Role of mass spectrometry in mapping strain variation and post-translational modifications of viral proteins

Abstract

Enzymatically derived fragments of the nucleocapsid protein from one strain (V4) of the paramyxovirus, New castle disease virus (NDV), have been aligned with the sequence deduced for a related strain (D26) by gene sequence analysis. This process involved extensive use of fast atom bombardment (FAB) mass spectrometry of unfractionated tryptic digests and fragments separated from tryptic or AspN protease digests by high-performance liquid chromatography (HPLC). Amino acid analysis and stepwise Edman degradation sequence analysis were used to complement FAB mass spectral data or as alternatives where no ions were produced by FAB. The nature of biosynthetic processing and blockage (acetylation) at the N-terminus of the protein were confirmed using collision-induced dissociation.
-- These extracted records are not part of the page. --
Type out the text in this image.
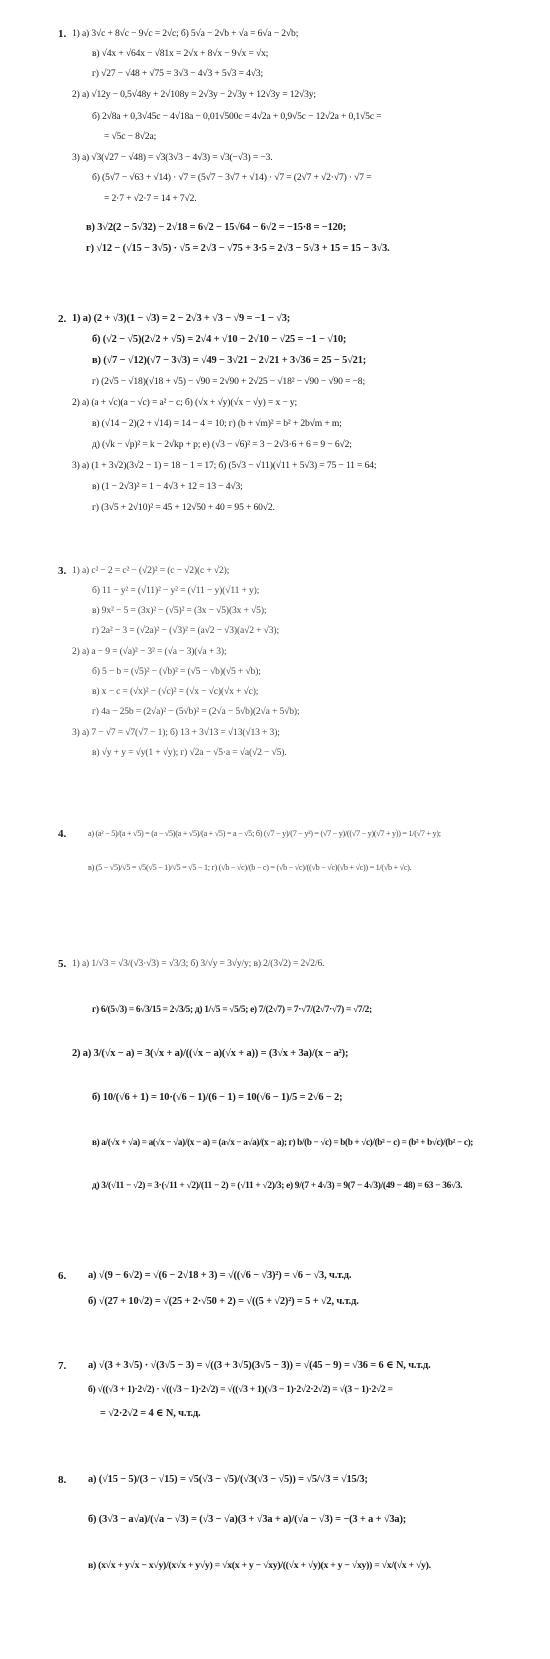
1. 1) а) 3√c + 8√c − 9√c = 2√c; б) 5√a − 2√b + √a = 6√a − 2√b;
в) √4x + √64x − √81x = 2√x + 8√x − 9√x = √x;
г) √27 − √48 + √75 = 3√3 − 4√3 + 5√3 = 4√3;
2) а) √12y − 0,5√48y + 2√108y = 2√3y − 2√3y + 12√3y = 12√3y;
б) 2√8a + 0,3√45c − 4√18a − 0,01√500c = 4√2a + 0,9√5c − 12√2a + 0,1√5c =
= √5c − 8√2a;
3) а) √3(√27 − √48) = √3(3√3 − 4√3) = √3(−√3) = −3.
б) (5√7 − √63 + √14) · √7 = (5√7 − 3√7 + √14) · √7 = (2√7 + √2·√7) · √7 =
= 2·7 + √2·7 = 14 + 7√2.
в) 3√2(2 − 5√32) − 2√18 = 6√2 − 15√64 − 6√2 = −15·8 = −120;
г) √12 − (√15 − 3√5) · √5 = 2√3 − √75 + 3·5 = 2√3 − 5√3 + 15 = 15 − 3√3.
2. 1) а) (2 + √3)(1 − √3) = 2 − 2√3 + √3 − √9 = −1 − √3;
б) (√2 − √5)(2√2 + √5) = 2√4 + √10 − 2√10 − √25 = −1 − √10;
в) (√7 − √12)(√7 − 3√3) = √49 − 3√21 − 2√21 + 3√36 = 25 − 5√21;
г) (2√5 − √18)(√18 + √5) − √90 = 2√90 + 2√25 − √18² − √90 − √90 = −8;
2) а) (a + √c)(a − √c) = a² − c; б) (√x + √y)(√x − √y) = x − y;
в) (√14 − 2)(2 + √14) = 14 − 4 = 10; г) (b + √m)² = b² + 2b√m + m;
д) (√k − √p)² = k − 2√kp + p; е) (√3 − √6)² = 3 − 2√3·6 + 6 = 9 − 6√2;
3) а) (1 + 3√2)(3√2 − 1) = 18 − 1 = 17; б) (5√3 − √11)(√11 + 5√3) = 75 − 11 = 64;
в) (1 − 2√3)² = 1 − 4√3 + 12 = 13 − 4√3;
г) (3√5 + 2√10)² = 45 + 12√50 + 40 = 95 + 60√2.
3. 1) а) c² − 2 = c² − (√2)² = (c − √2)(c + √2);
б) 11 − y² = (√11)² − y² = (√11 − y)(√11 + y);
в) 9x² − 5 = (3x)² − (√5)² = (3x − √5)(3x + √5);
г) 2a² − 3 = (√2a)² − (√3)² = (a√2 − √3)(a√2 + √3);
2) а) a − 9 = (√a)² − 3² = (√a − 3)(√a + 3);
б) 5 − b = (√5)² − (√b)² = (√5 − √b)(√5 + √b);
в) x − c = (√x)² − (√c)² = (√x − √c)(√x + √c);
г) 4a − 25b = (2√a)² − (5√b)² = (2√a − 5√b)(2√a + 5√b);
3) а) 7 − √7 = √7(√7 − 1); б) 13 + 3√13 = √13(√13 + 3);
в) √y + y = √y(1 + √y); г) √2a − √5·a = √a(√2 − √5).
4.	а) (a² − 5)/(a + √5) = (a − √5)(a + √5)/(a + √5) = a − √5; б) (√7 − y)/(7 − y²) = (√7 − y)/((√7 − y)(√7 + y)) = 1/(√7 + y);
в) (5 − √5)/√5 = √5(√5 − 1)/√5 = √5 − 1; г) (√b − √c)/(b − c) = (√b − √c)/((√b − √c)(√b + √c)) = 1/(√b + √c).
5. 1) а) 1/√3 = √3/(√3·√3) = √3/3; б) 3/√y = 3√y/y; в) 2/(3√2) = 2√2/6.
г) 6/(5√3) = 6√3/15 = 2√3/5; д) 1/√5 = √5/5; е) 7/(2√7) = 7·√7/(2√7·√7) = √7/2;
2) а) 3/(√x − a) = 3(√x + a)/((√x − a)(√x + a)) = (3√x + 3a)/(x − a²);
б) 10/(√6 + 1) = 10·(√6 − 1)/(6 − 1) = 10(√6 − 1)/5 = 2√6 − 2;
в) a/(√x + √a) = a(√x − √a)/(x − a) = (a√x − a√a)/(x − a); г) b/(b − √c) = b(b + √c)/(b² − c) = (b² + b√c)/(b² − c);
д) 3/(√11 − √2) = 3·(√11 + √2)/(11 − 2) = (√11 + √2)/3; е) 9/(7 + 4√3) = 9(7 − 4√3)/(49 − 48) = 63 − 36√3.
6. а) √(9 − 6√2) = √(6 − 2√18 + 3) = √((√6 − √3)²) = √6 − √3, ч.т.д.
б) √(27 + 10√2) = √(25 + 2·√50 + 2) = √((5 + √2)²) = 5 + √2, ч.т.д.
7. а) √(3 + 3√5) · √(3√5 − 3) = √((3 + 3√5)(3√5 − 3)) = √(45 − 9) = √36 = 6 ∈ N, ч.т.д.
б) √((√3 + 1)·2√2) · √((√3 − 1)·2√2) = √((√3 + 1)(√3 − 1)·2√2·2√2) = √(3 − 1)·2√2 =
= √2·2√2 = 4 ∈ N, ч.т.д.
8. а) (√15 − 5)/(3 − √15) = √5(√3 − √5)/(√3(√3 − √5)) = √5/√3 = √15/3;
б) (3√3 − a√a)/(√a − √3) = (√3 − √a)(3 + √3a + a)/(√a − √3) = −(3 + a + √3a);
в) (x√x + y√x − x√y)/(x√x + y√y) = √x(x + y − √xy)/((√x + √y)(x + y − √xy)) = √x/(√x + √y).
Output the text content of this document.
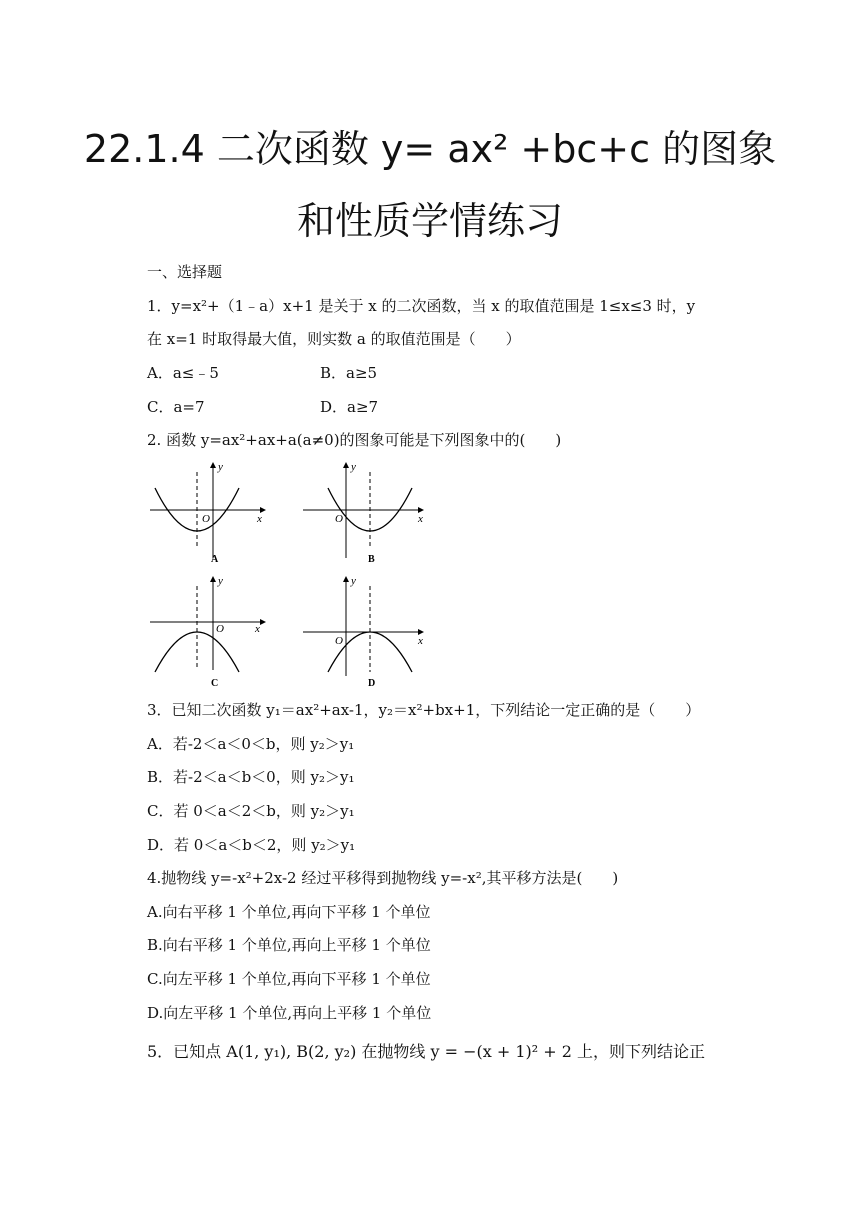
22.1.4 二次函数 y= ax² +bc+c 的图象
和性质学情练习
一、选择题
1．y=x²+（1﹣a）x+1 是关于 x 的二次函数，当 x 的取值范围是 1≤x≤3 时，y
在 x=1 时取得最大值，则实数 a 的取值范围是（　　）
A．a≤﹣5	B．a≥5
C．a=7	D．a≥7
2. 函数 y=ax²+ax+a(a≠0)的图象可能是下列图象中的(　　)
y
x
O
A
y
x
O
B
y
x
O
C
y
x
O
D
3．已知二次函数 y₁＝ax²+ax-1，y₂＝x²+bx+1，下列结论一定正确的是（　　）
A．若-2＜a＜0＜b，则 y₂＞y₁
B．若-2＜a＜b＜0，则 y₂＞y₁
C．若 0＜a＜2＜b，则 y₂＞y₁
D．若 0＜a＜b＜2，则 y₂＞y₁
4.抛物线 y=-x²+2x-2 经过平移得到抛物线 y=-x²,其平移方法是(　　)
A.向右平移 1 个单位,再向下平移 1 个单位
B.向右平移 1 个单位,再向上平移 1 个单位
C.向左平移 1 个单位,再向下平移 1 个单位
D.向左平移 1 个单位,再向上平移 1 个单位
5．已知点 A(1, y₁), B(2, y₂) 在抛物线 y = −(x + 1)² + 2 上，则下列结论正
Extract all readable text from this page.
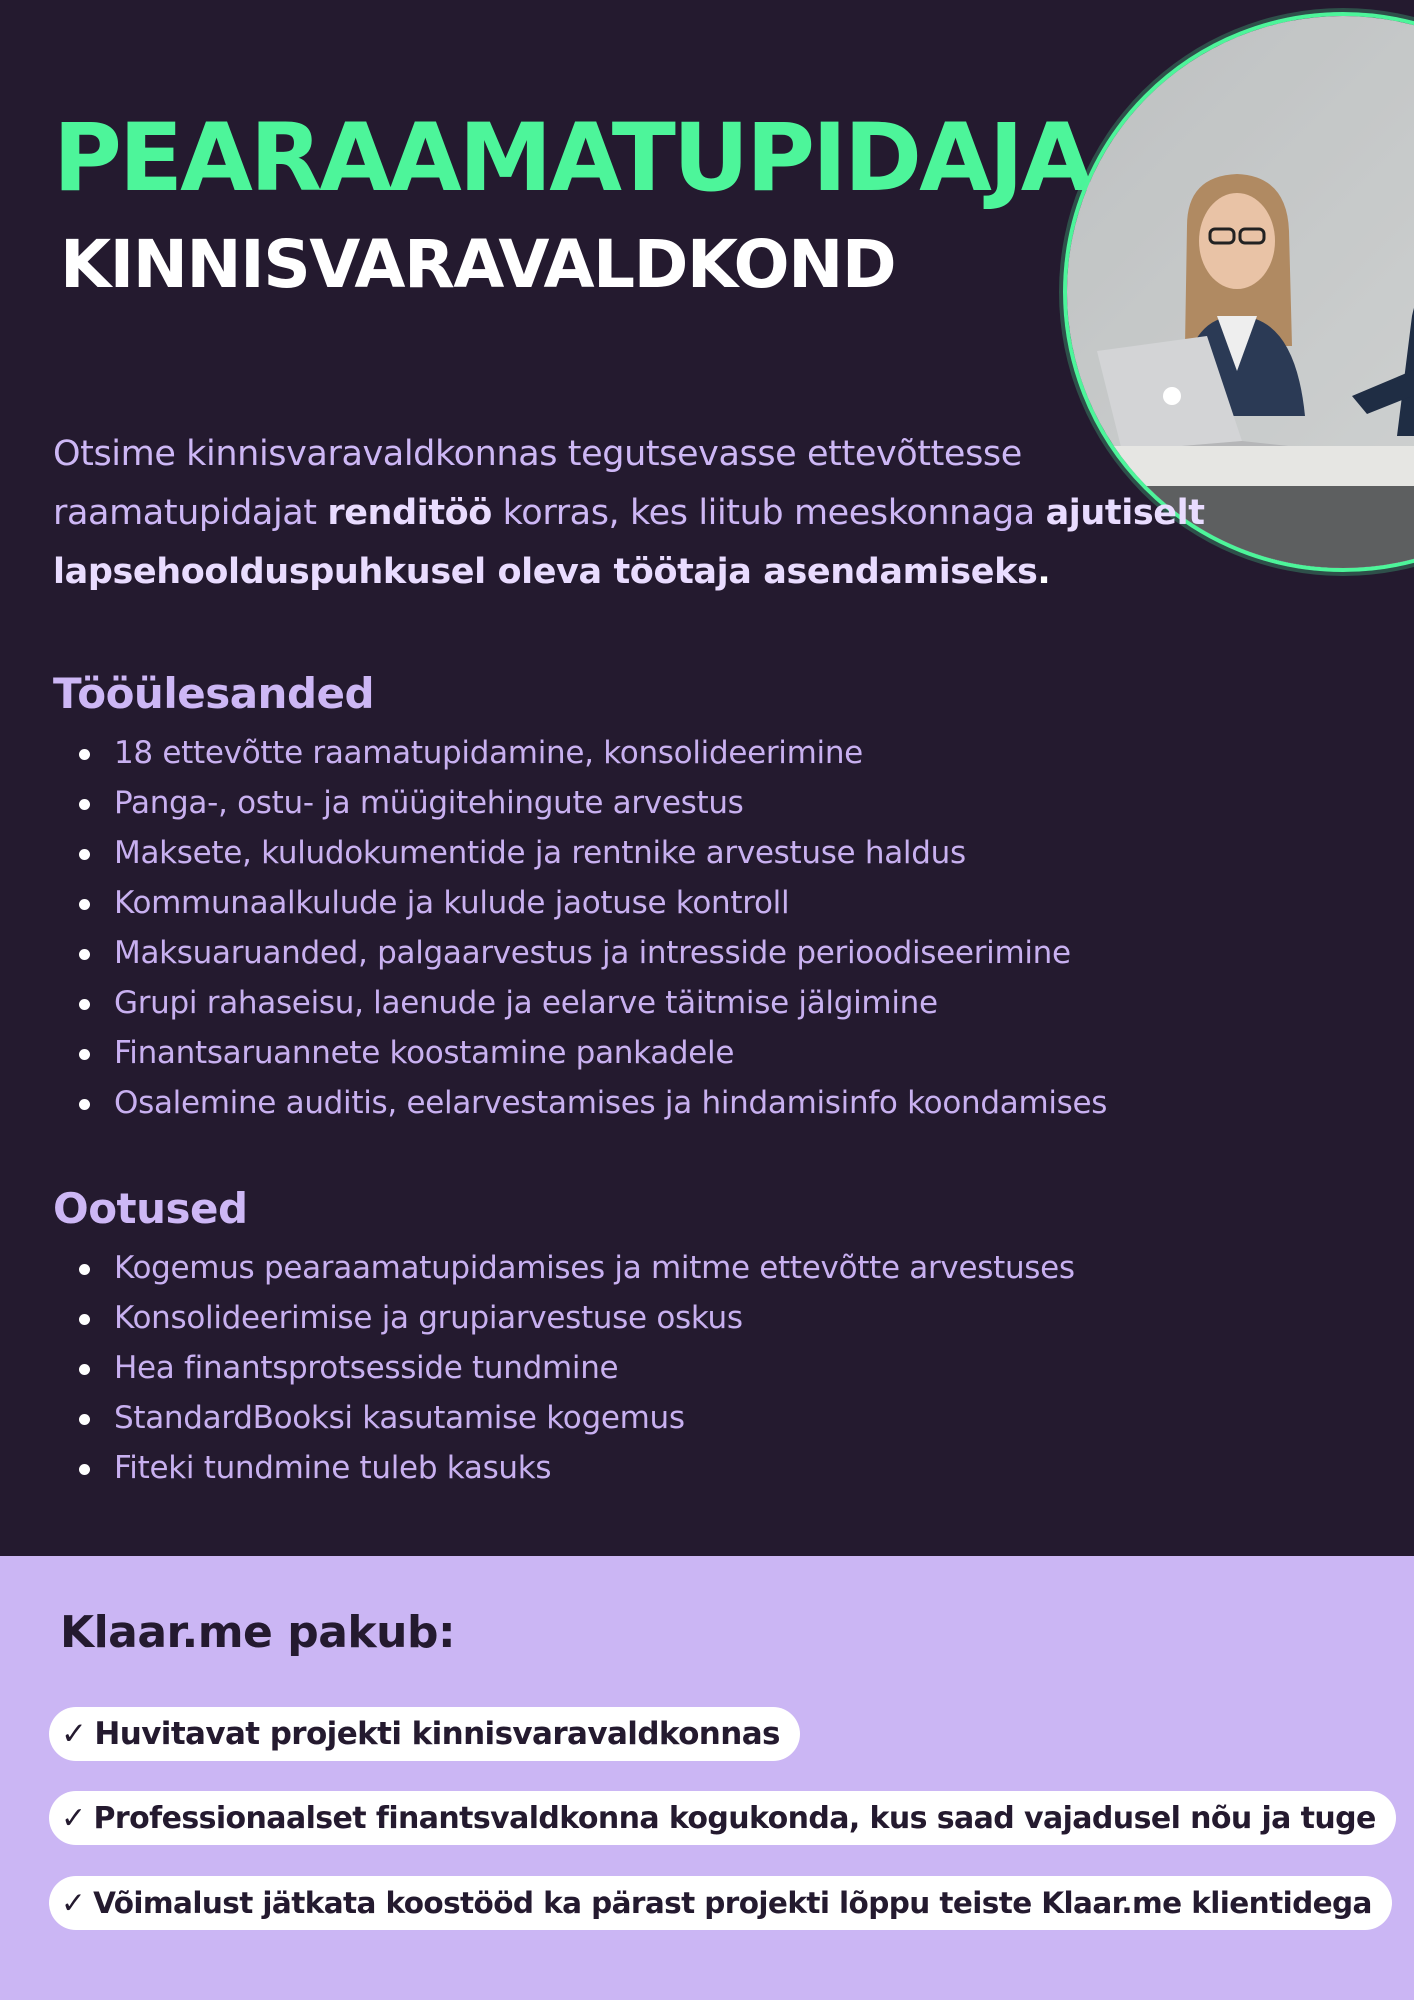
PEARAAMATUPIDAJA
KINNISVARAVALDKOND

Otsime kinnisvaravaldkonnas tegutsevasse ettevõttesse raamatupidajat renditöö korras, kes liitub meeskonnaga ajutiselt lapsehoolduspuhkusel oleva töötaja asendamiseks.

Tööülesanded
18 ettevõtte raamatupidamine, konsolideerimine
Panga-, ostu- ja müügitehingute arvestus
Maksete, kuludokumentide ja rentnike arvestuse haldus
Kommunaalkulude ja kulude jaotuse kontroll
Maksuaruanded, palgaarvestus ja intresside perioodiseerimine
Grupi rahaseisu, laenude ja eelarve täitmise jälgimine
Finantsaruannete koostamine pankadele
Osalemine auditis, eelarvestamises ja hindamisinfo koondamises
Ootused
Kogemus pearaamatupidamises ja mitme ettevõtte arvestuses
Konsolideerimise ja grupiarvestuse oskus
Hea finantsprotsesside tundmine
StandardBooksi kasutamise kogemus
Fiteki tundmine tuleb kasuks
Klaar.me pakub:
✓ Huvitavat projekti kinnisvaravaldkonnas
✓ Professionaalset finantsvaldkonna kogukonda, kus saad vajadusel nõu ja tuge
✓ Võimalust jätkata koostööd ka pärast projekti lõppu teiste Klaar.me klientidega
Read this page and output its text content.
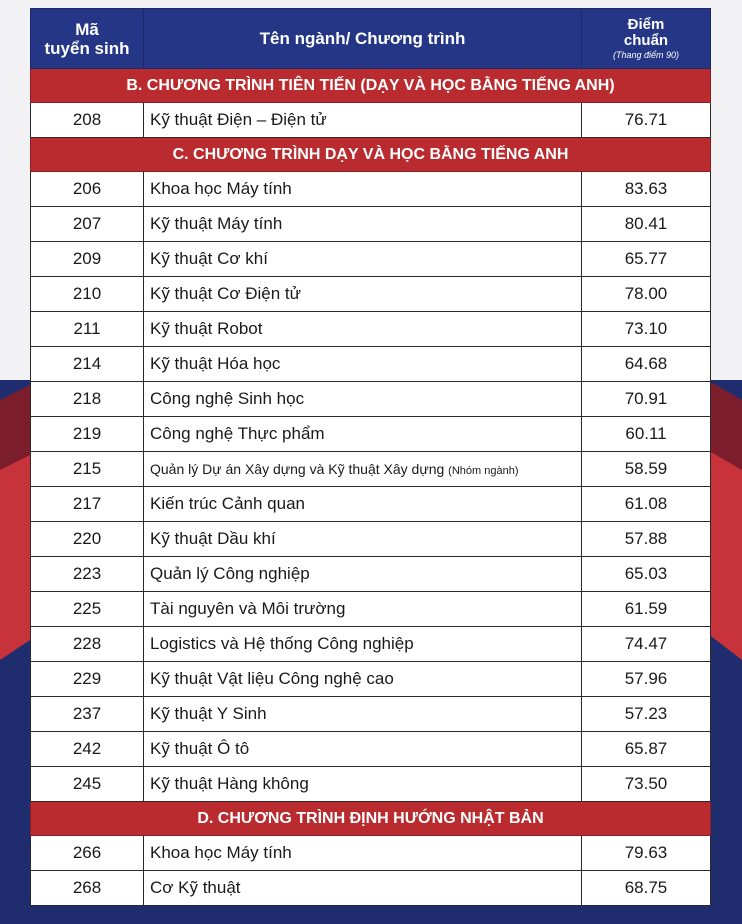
Mã
tuyển sinh	Tên ngành/ Chương trình	Điểm
chuẩn
(Thang điểm 90)

B. CHƯƠNG TRÌNH TIÊN TIẾN (DẠY VÀ HỌC BẰNG TIẾNG ANH)		
208	Kỹ thuật Điện – Điện tử	76.71
C. CHƯƠNG TRÌNH DẠY VÀ HỌC BẰNG TIẾNG ANH		
206	Khoa học Máy tính	83.63
207	Kỹ thuật Máy tính	80.41
209	Kỹ thuật Cơ khí	65.77
210	Kỹ thuật Cơ Điện tử	78.00
211	Kỹ thuật Robot	73.10
214	Kỹ thuật Hóa học	64.68
218	Công nghệ Sinh học	70.91
219	Công nghệ Thực phẩm	60.11
215	Quản lý Dự án Xây dựng và Kỹ thuật Xây dựng (Nhóm ngành)	58.59
217	Kiến trúc Cảnh quan	61.08
220	Kỹ thuật Dầu khí	57.88
223	Quản lý Công nghiệp	65.03
225	Tài nguyên và Môi trường	61.59
228	Logistics và Hệ thống Công nghiệp	74.47
229	Kỹ thuật Vật liệu Công nghệ cao	57.96
237	Kỹ thuật Y Sinh	57.23
242	Kỹ thuật Ô tô	65.87
245	Kỹ thuật Hàng không	73.50
D. CHƯƠNG TRÌNH ĐỊNH HƯỚNG NHẬT BẢN		
266	Khoa học Máy tính	79.63
268	Cơ Kỹ thuật	68.75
Data obtained by direct analysis of the V4 nucleocapsid protein facilitated mapping of sequence variations within the nucleocapsid protein of the antigenically distinct WA2116 strain of NDV. Most of the WA2116 protein was mapped by FAB mass spectrometric analysis of HPLC fractions, thus amino acid analysis or stepwise sequence analysis were only required where FAB mass spectral data were inconclusive or indicated amino acid variations. This approach to comparison of NDV nucleocapsid proteins is proposed as a general strategy for mapping strain variation and post-translational modifications of viral proteins.